Evans spoke about habitat degradation on the Kenai River, which Panchenko said was not readily apparent.
“Fortunately, in Alaska, a lot of streams are still intact and it’s our job to keep them that way,” Atcheson said. “I think, in Alaska, the only reason they are still intact is because it was difficult to get here.”
On Sakhalin, one of the more populous islands in the Russian Far East, a large poaching industry and growing industrial development are a constant threat to wild salmon resources. Evans said as the population in Alaska grows it has become difficult to control damage to local rivers.
“I think one of the challenges here is that, in a state like Oregon, they know they’re degraded and the problems are apparent, everyone knows they’re there. But, here on the Kenai River there are so many people and such a high percentage of Alaska’s sportfishing effort takes place right here on the Kenai Peninsula – there’s so much effort here, I think one of the real challenges we have is that people don’t recognize the problems with high fishing pressure.”
Loder said Russia had a similar problem, fisheries along the road system are more accessible to poachers and have been depleted quickly.
Khabarovsk
The Khabarovsk Region is a relatively remote area located about 20 miles from Russia’s border with China, and 500 miles north of Vladivostok.

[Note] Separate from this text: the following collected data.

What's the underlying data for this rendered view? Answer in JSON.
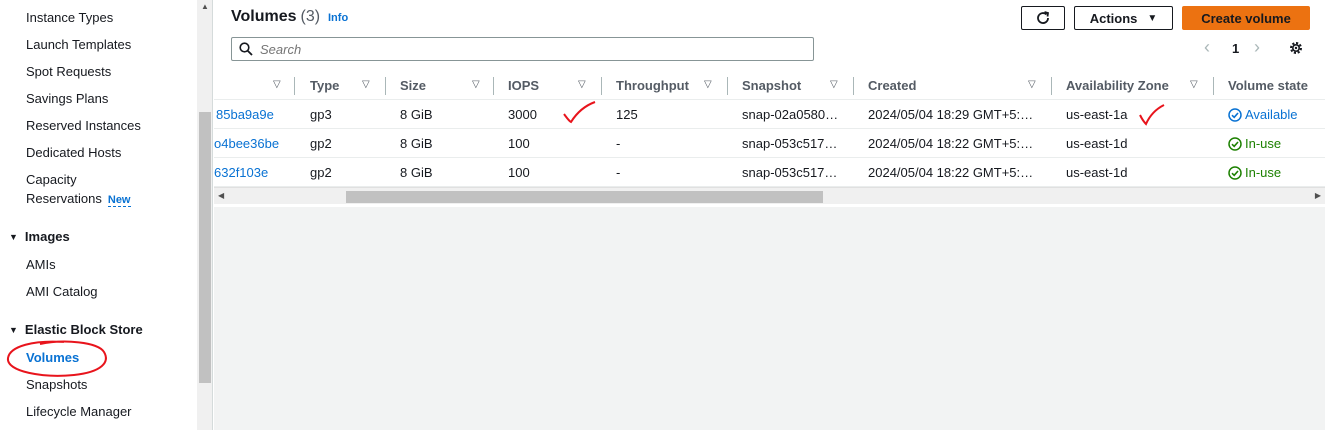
{
  "sidebar": {
    "items": [
      {
        "label": "Instance Types"
      },
      {
        "label": "Launch Templates"
      },
      {
        "label": "Spot Requests"
      },
      {
        "label": "Savings Plans"
      },
      {
        "label": "Reserved Instances"
      },
      {
        "label": "Dedicated Hosts"
      },
      {
        "label": "Capacity"
      },
      {
        "label": "Reservations"
      }
    ],
    "new_badge": "New",
    "images_group": "Images",
    "images_items": [
      {
        "label": "AMIs"
      },
      {
        "label": "AMI Catalog"
      }
    ],
    "ebs_group": "Elastic Block Store",
    "ebs_items": [
      {
        "label": "Volumes"
      },
      {
        "label": "Snapshots"
      },
      {
        "label": "Lifecycle Manager"
      }
    ]
  },
  "header": {
    "title": "Volumes",
    "count": "(3)",
    "info": "Info",
    "actions_label": "Actions",
    "create_label": "Create volume"
  },
  "search": {
    "placeholder": "Search"
  },
  "pagination": {
    "page": "1"
  },
  "table": {
    "columns": [
      "Type",
      "Size",
      "IOPS",
      "Throughput",
      "Snapshot",
      "Created",
      "Availability Zone",
      "Volume state"
    ],
    "rows": [
      {
        "volume_id": "85ba9a9e",
        "type": "gp3",
        "size": "8 GiB",
        "iops": "3000",
        "throughput": "125",
        "snapshot": "snap-02a0580…",
        "created": "2024/05/04 18:29 GMT+5:…",
        "az": "us-east-1a",
        "state": "Available"
      },
      {
        "volume_id": "o4bee36be",
        "type": "gp2",
        "size": "8 GiB",
        "iops": "100",
        "throughput": "-",
        "snapshot": "snap-053c517…",
        "created": "2024/05/04 18:22 GMT+5:…",
        "az": "us-east-1d",
        "state": "In-use"
      },
      {
        "volume_id": "632f103e",
        "type": "gp2",
        "size": "8 GiB",
        "iops": "100",
        "throughput": "-",
        "snapshot": "snap-053c517…",
        "created": "2024/05/04 18:22 GMT+5:…",
        "az": "us-east-1d",
        "state": "In-use"
      }
    ]
  },
  "colors": {
    "accent": "#0972d3",
    "primary_button": "#ec7211",
    "available": "#0972d3",
    "in_use": "#1d8102",
    "annotation": "#e8141c"
  }
}
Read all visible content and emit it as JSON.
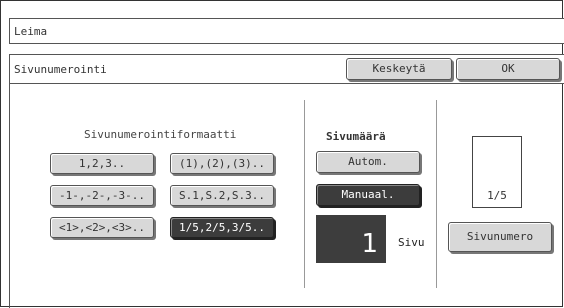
{
  "window": {
    "title": "Leima"
  },
  "header": {
    "title": "Sivunumerointi",
    "cancel_label": "Keskeytä",
    "ok_label": "OK"
  },
  "format": {
    "heading": "Sivunumerointiformaatti",
    "options": [
      {
        "label": "1,2,3.."
      },
      {
        "label": "(1),(2),(3).."
      },
      {
        "label": "-1-,-2-,-3-.."
      },
      {
        "label": "S.1,S.2,S.3.."
      },
      {
        "label": "<1>,<2>,<3>.."
      },
      {
        "label": "1/5,2/5,3/5.."
      }
    ],
    "selected": "1/5,2/5,3/5.."
  },
  "count": {
    "heading": "Sivumäärä",
    "auto_label": "Autom.",
    "manual_label": "Manuaal.",
    "selected": "Manuaal.",
    "value": "1",
    "unit": "Sivu"
  },
  "preview": {
    "text": "1/5",
    "button_label": "Sivunumero"
  }
}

Ivan Voidilov and Aleksander Kulikov visited from the region which has seen significant ecological protection in recent years.
Voidilov is a senior inspector of the Regional Governmental Institution, or wildlife trooper, Koppi River region while Kulikov is the director of the non-governmental organization Khabarovsk Wildlife Fund. The fund has overseen the creation of nearly 7,000 square miles of protected areas within the region.
While Kulikov’s organization has created conservation areas for a species other than salmon, including the Amur, or Siberian, Tiger.
“Our mission, our philosophy, is conservation,” Kulikov said. “We focus our activity on creating new protected areas for conservation because if we conserve habitat, we conserve biodiversity.”
Among the recent projects spearheaded by the wildlife fund, a refuge on the Koppi, or Copper, River grants permanent legal protection status over 94,000 ares of wilderness land.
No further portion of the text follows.